Hello Everyone and welcome to the blog chat for The Forever Queen. We have a lot of deep and interesting questions to think about this evening and we will be joined by the one and only Helen Hollick. I am so excited and pleased to host this chat here on my blog tonight and to have her here to participate as well.
This is my first blog chat in this format so please bear with me. I am going to do this one exactly like Amy @ Passages to the Past held her last one. Basically I will list a question and you will all comment and discuss in the comments section of the blog post. After awhile or when the topic has been exhausted I will edit the post and add another question at which time you will need to refresh you page to see the new questions.

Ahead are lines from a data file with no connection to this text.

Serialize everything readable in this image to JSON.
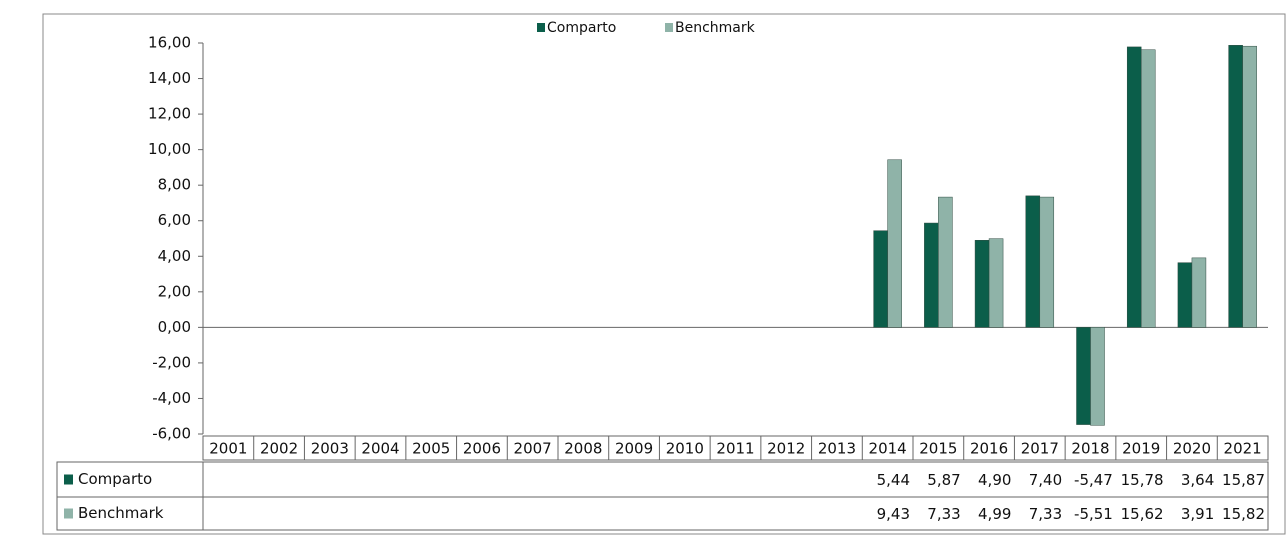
{
  "chart_data": {
    "type": "bar",
    "categories": [
      "2001",
      "2002",
      "2003",
      "2004",
      "2005",
      "2006",
      "2007",
      "2008",
      "2009",
      "2010",
      "2011",
      "2012",
      "2013",
      "2014",
      "2015",
      "2016",
      "2017",
      "2018",
      "2019",
      "2020",
      "2021"
    ],
    "series": [
      {
        "name": "Comparto",
        "color": "#0b5e4a",
        "values": [
          null,
          null,
          null,
          null,
          null,
          null,
          null,
          null,
          null,
          null,
          null,
          null,
          null,
          5.44,
          5.87,
          4.9,
          7.4,
          -5.47,
          15.78,
          3.64,
          15.87
        ],
        "value_labels": [
          null,
          null,
          null,
          null,
          null,
          null,
          null,
          null,
          null,
          null,
          null,
          null,
          null,
          "5,44",
          "5,87",
          "4,90",
          "7,40",
          "-5,47",
          "15,78",
          "3,64",
          "15,87"
        ]
      },
      {
        "name": "Benchmark",
        "color": "#8fb3a8",
        "values": [
          null,
          null,
          null,
          null,
          null,
          null,
          null,
          null,
          null,
          null,
          null,
          null,
          null,
          9.43,
          7.33,
          4.99,
          7.33,
          -5.51,
          15.62,
          3.91,
          15.82
        ],
        "value_labels": [
          null,
          null,
          null,
          null,
          null,
          null,
          null,
          null,
          null,
          null,
          null,
          null,
          null,
          "9,43",
          "7,33",
          "4,99",
          "7,33",
          "-5,51",
          "15,62",
          "3,91",
          "15,82"
        ]
      }
    ],
    "ylim": [
      -6,
      16
    ],
    "yticks": [
      {
        "value": -6,
        "label": "-6,00"
      },
      {
        "value": -4,
        "label": "-4,00"
      },
      {
        "value": -2,
        "label": "-2,00"
      },
      {
        "value": 0,
        "label": "0,00"
      },
      {
        "value": 2,
        "label": "2,00"
      },
      {
        "value": 4,
        "label": "4,00"
      },
      {
        "value": 6,
        "label": "6,00"
      },
      {
        "value": 8,
        "label": "8,00"
      },
      {
        "value": 10,
        "label": "10,00"
      },
      {
        "value": 12,
        "label": "12,00"
      },
      {
        "value": 14,
        "label": "14,00"
      },
      {
        "value": 16,
        "label": "16,00"
      }
    ]
  }
}
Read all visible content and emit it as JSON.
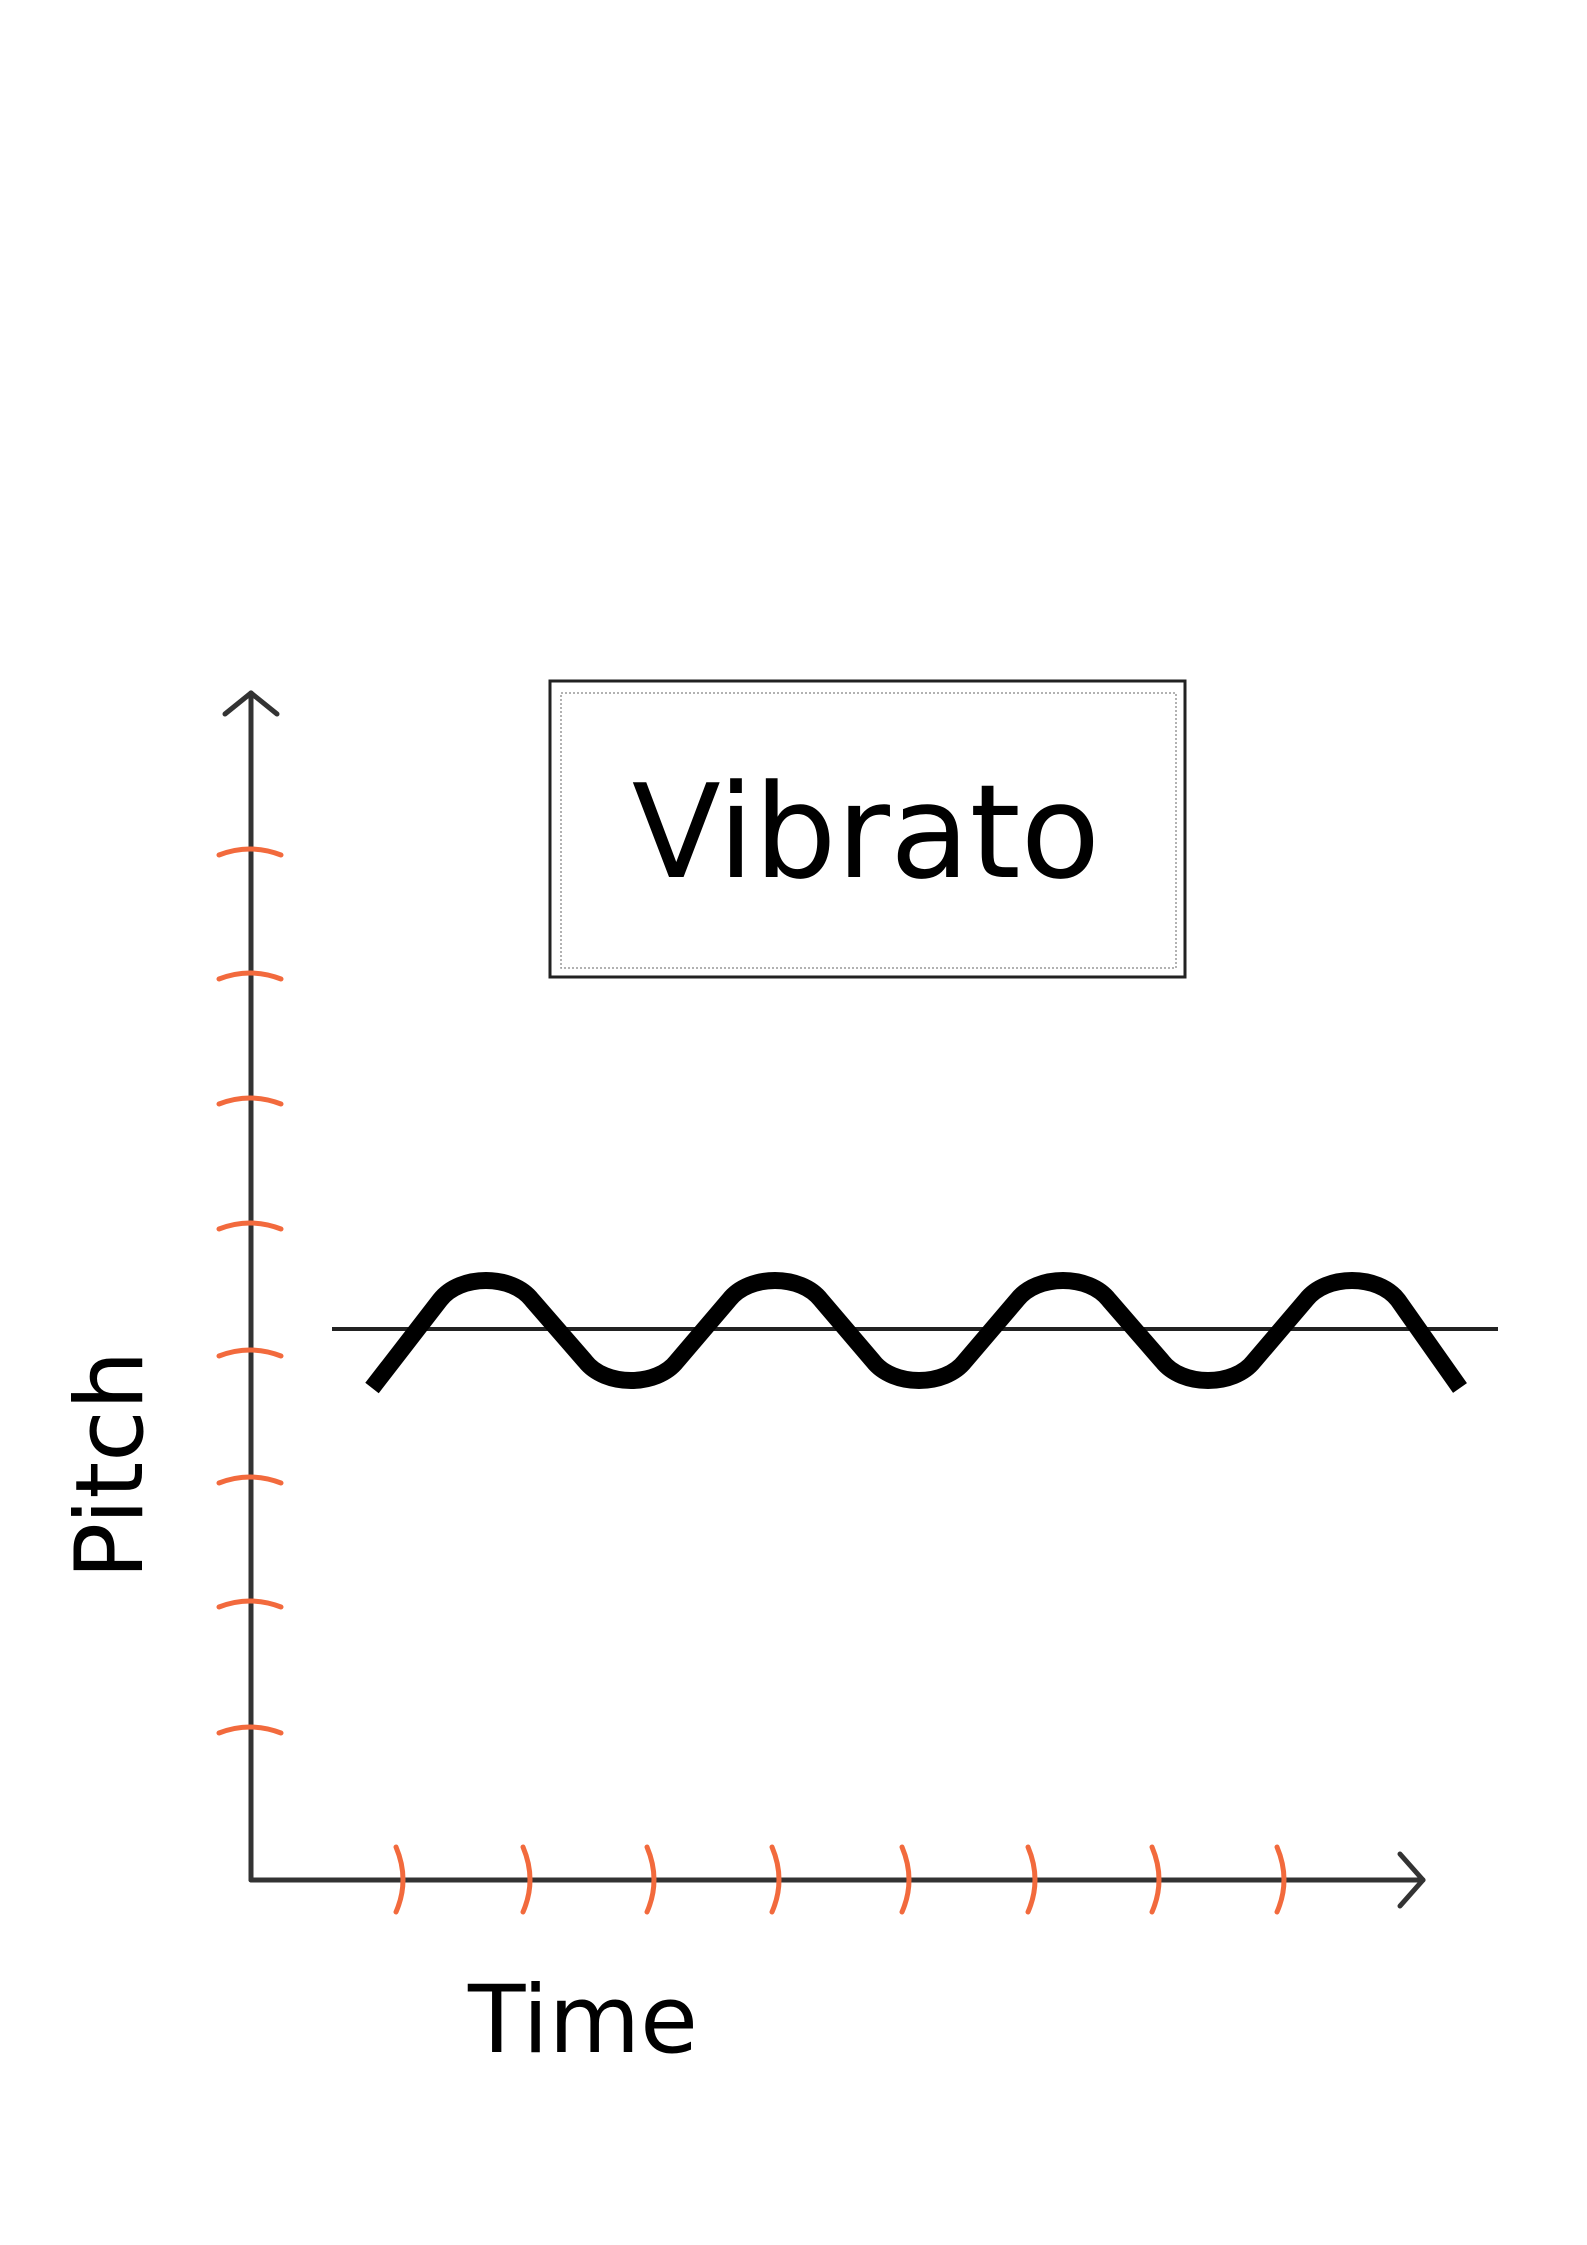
{
  "title": "Vibrato",
  "y_axis_label": "Pitch",
  "x_axis_label": "Time"
}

I hope you enjoy the chat and have a lot of fun. I am so pleased to have you all here.
1. August 1003. Emma has spent a while at Wilton Nunnery, mentally and physically exhausted after being ill and witnessing the horrors at Oxford. She has found peace at Wilton, but is summoned because someone has come to fetch her back to Court. She is astonished to discover that Athelstan, Æthelred’s eldest son, is outside – even more astonished to be accused of collusion with the Reeve of Exeter who opened the gates to Viking raiders, the town subsequently being ravaged. What did you think about her reaction?
2. When Emma first arrived in England she was a shy, lonely and somewhat frightened young girl. When do you think she started standing up for herself? What was it that gave her the courage to do so?
3. Compare the men in this story. Æthelred is weak and incompetent. His son Athelstan apparently despises Emma; Edmund tries his best to do what is right and Cnut has a point to prove to himself and others. Emma loathes Æthelred, is afraid of Athelstan, admires Edmund and learns to love Cnut. Where her feelings for these four men correct? Which of them did you prefer – and why.
4. Emma’s antipathy towards her eldest son, Edward, yet her over-protective doting on Harthacnut were almost opposite feelings. Why did she so loathe one, but was almost obsessed with the other? Because of the circumstances of their births perhaps – or for her own position and security? Could you sympathise with her reaction to the two young men as they grew, or do you disapprove of her attitude?
5. What kind of woman do you think Emma would have been if she lived in modern times?
6. One of the big plot points that people react to is right at the beginning: Emma, at thirteen years old, being sent from her home to marry Æthelred. However, this was common practice and betrothals in some countries around the world still take place at such a young age. Discuss how this significant event in Emma’s life shaped who she eventually—and had to—become.
7. Another amazing scene is when Emma and her infant son are trapped and Emma has to climb a cliff to reach safety from the rising tide. This story actually happened, but with Helen Hollick’s own grandmother! Think of the women in your own families—how have they inspired you?